Corey Hawkins may be best known to some for his starring role as Dr Dre in Straight Outta Compton (2015), as Heath in The Walking Dead (2010–2022), or more recently, Dr Clemens in The Last Voyage of the Demeter (2023). Willem Dafoe is one of our great character actors with more than 150 credits to his name and recently appeared in another Dracula-related movie, Robert Eggers’ reinterpretation of Nosferatu (2024), after his memorable cameo in that same director’s Viking vengeance epic, The Northman (2022)… and his Bobby Peru in David Lynch’s Wild at Heart (1990) is unforgettable.
Everything hangs on the dynamic between these two men, which goes a long way to compensate for the limited sets and locations of a restrained budget along with the cumbersome and dialogue-laden screenplay. It would’ve worked so well as a two-hander stage performance between two such talented actors, and one can’t help wondering if cinema was the best format. It clearly would’ve worked better as a play or, oh yes, a novel.

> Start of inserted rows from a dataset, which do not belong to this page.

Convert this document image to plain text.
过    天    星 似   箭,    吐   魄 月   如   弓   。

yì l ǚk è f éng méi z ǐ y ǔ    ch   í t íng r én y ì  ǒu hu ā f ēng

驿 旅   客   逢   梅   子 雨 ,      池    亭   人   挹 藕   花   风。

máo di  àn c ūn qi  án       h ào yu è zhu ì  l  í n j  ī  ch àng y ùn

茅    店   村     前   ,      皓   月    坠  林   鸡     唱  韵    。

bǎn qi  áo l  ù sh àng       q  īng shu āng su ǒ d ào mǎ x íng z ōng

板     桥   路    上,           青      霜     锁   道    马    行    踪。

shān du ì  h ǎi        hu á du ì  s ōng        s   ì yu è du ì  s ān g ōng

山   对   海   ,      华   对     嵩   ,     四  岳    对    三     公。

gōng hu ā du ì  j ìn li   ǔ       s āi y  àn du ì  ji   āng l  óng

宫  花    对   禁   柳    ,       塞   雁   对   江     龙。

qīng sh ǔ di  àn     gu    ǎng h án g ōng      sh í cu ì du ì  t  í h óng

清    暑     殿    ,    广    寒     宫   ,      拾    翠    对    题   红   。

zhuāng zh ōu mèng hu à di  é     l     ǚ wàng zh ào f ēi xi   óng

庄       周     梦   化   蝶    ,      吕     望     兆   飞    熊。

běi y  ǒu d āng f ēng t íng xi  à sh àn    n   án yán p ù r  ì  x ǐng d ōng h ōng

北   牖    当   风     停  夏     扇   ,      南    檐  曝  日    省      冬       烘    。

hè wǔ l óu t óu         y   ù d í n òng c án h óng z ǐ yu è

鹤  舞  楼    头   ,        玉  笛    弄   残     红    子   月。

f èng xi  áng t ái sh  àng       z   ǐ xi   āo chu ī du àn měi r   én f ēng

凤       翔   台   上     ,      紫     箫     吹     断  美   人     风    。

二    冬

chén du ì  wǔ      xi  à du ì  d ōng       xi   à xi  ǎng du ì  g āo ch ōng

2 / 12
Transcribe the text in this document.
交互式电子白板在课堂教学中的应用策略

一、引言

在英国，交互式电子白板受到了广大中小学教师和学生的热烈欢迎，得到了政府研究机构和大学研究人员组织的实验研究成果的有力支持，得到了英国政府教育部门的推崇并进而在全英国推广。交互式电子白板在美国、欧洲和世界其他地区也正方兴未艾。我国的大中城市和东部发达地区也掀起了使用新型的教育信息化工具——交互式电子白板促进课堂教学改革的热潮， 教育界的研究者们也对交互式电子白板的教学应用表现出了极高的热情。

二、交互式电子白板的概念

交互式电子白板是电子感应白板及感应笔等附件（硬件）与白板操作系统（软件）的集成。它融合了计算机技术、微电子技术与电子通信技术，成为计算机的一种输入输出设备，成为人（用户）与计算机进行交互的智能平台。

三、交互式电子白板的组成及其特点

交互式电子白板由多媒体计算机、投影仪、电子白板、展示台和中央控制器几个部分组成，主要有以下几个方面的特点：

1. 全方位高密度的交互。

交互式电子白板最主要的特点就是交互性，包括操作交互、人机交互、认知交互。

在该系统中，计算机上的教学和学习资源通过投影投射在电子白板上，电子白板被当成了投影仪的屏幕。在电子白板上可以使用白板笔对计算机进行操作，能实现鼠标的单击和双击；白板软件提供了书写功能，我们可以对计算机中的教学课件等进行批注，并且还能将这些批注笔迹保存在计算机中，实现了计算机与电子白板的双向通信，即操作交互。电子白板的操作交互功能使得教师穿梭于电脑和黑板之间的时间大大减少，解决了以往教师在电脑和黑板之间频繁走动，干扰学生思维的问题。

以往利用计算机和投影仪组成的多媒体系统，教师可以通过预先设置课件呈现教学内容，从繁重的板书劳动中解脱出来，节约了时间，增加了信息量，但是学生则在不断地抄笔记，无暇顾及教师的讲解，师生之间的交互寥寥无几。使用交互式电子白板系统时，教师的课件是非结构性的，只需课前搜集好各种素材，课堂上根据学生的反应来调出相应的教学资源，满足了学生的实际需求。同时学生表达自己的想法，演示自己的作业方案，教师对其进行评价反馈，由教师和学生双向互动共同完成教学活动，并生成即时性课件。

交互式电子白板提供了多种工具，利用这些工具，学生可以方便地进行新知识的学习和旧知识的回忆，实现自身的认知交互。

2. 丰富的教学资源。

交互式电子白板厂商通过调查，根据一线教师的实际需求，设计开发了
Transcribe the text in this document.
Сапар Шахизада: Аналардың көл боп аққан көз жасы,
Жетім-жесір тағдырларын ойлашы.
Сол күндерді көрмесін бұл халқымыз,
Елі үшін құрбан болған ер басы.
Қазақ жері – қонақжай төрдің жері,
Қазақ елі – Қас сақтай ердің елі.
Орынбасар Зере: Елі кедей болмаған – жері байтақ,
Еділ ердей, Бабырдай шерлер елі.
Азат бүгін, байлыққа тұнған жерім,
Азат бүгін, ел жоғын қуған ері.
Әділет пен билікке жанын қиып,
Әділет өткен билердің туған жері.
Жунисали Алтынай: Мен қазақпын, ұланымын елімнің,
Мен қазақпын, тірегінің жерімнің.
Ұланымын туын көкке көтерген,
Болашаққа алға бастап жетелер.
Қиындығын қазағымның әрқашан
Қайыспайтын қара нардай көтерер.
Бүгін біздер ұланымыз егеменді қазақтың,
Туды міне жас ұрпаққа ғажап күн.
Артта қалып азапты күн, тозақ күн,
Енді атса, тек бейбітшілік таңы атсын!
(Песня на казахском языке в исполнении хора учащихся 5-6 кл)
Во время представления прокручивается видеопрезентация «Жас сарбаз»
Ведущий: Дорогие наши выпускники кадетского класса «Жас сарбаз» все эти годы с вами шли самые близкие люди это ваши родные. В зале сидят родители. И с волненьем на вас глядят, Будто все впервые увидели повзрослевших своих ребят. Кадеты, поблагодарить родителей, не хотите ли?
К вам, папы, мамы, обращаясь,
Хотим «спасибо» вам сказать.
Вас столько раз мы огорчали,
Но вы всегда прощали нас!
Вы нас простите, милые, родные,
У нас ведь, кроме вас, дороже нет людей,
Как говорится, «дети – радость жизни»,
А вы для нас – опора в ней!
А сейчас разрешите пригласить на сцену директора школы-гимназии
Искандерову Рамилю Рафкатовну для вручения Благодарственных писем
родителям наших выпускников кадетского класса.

The 2004 novel of the same title was adapted for the screen by its author, Walter Mosley. For me, the source material didn’t appeal as much as his other work because it seemed to progress from a preposterous premise. There’s a literary genre of taking an unusual concept and simply running with it until the author has explored and exhausted its potential. Novels like Franz Kafka’s 1915 classic The Metamorphosis, in which the central character, Gregor, transforms into a type of inhuman ‘vermin’, usually interpreted as a giant cockroach. Or Car, the 1972 novel by Harry Crews where Herman, the protagonist, sets about eating an entire Ford Maverick in a hotel ballroom before an audience. These are both literary examples of effective ways to create a claustrophobic, ‘pressure cooker’ environment that can be enjoyed as a profound metaphorical commentary on societal incongruities and cultural violence. By comparison, The Man in My Basement is either reassuringly or frustratingly pedestrian with a very human-scale concept that’s not nearly as grand, yet just as unlikely.
Perhaps the problem lies in Walter Mosley’s pin-sharp yet poetic prose, or rather the absence of it. The sheer flow and clarity of his writing is a major appeal of his books. Sure, the movie dialogue does its job, but I can’t help feeling it works better on the page than the screen. Also, the narrative certainly could’ve been curtailed by at least half its duration because we don’t get the internal dianoia of the characters that the literary format affords us. I haven’t read the original novel but count Mosley among my favourite living writers, having enjoyed a good cross-section of his works, mainly those flirting with the hard-boiled crime genre without fully conforming to it. Anyone looking for a good entry point would be better starting with Michael Apted’s Always Outnumbered (1998), also written for the screen by Mosley based on his own 1997 novel, Always Outnumbered, Always Outgunned—a character-driven crime thriller in the Socrates Fortlow trilogy, impressively fleshed out by Laurence Fishburne.
Walter Mosley certainly doesn’t shy away from political subjects and black issues, with The Man in My Basement being a blatant example. However, he’s not afraid to have fun either and has written for Star Trek: Discovery and a couple of mainstream graphic novels for Marvel. Often, his fiction dealing with the darker corners of humanity remain laced with a sharp wit that still finds the humour and absurdity amid life’s despair and misery. Sadly, I couldn’t really see that distinctive trait on the screen in The Man in My Basement, which, for the most part, remains humourless.
USA | 2025 | 115 MINUTES | 1.85:1 | COLOUR | ENGLISH
director: Nadia Latif.
writers: Walter Mosley & Nadia Latif (based on the novel by Walter Mosley).
starring: Corey Hawkins, Willem Dafoe, Anna Diop & Tamara Lawrance.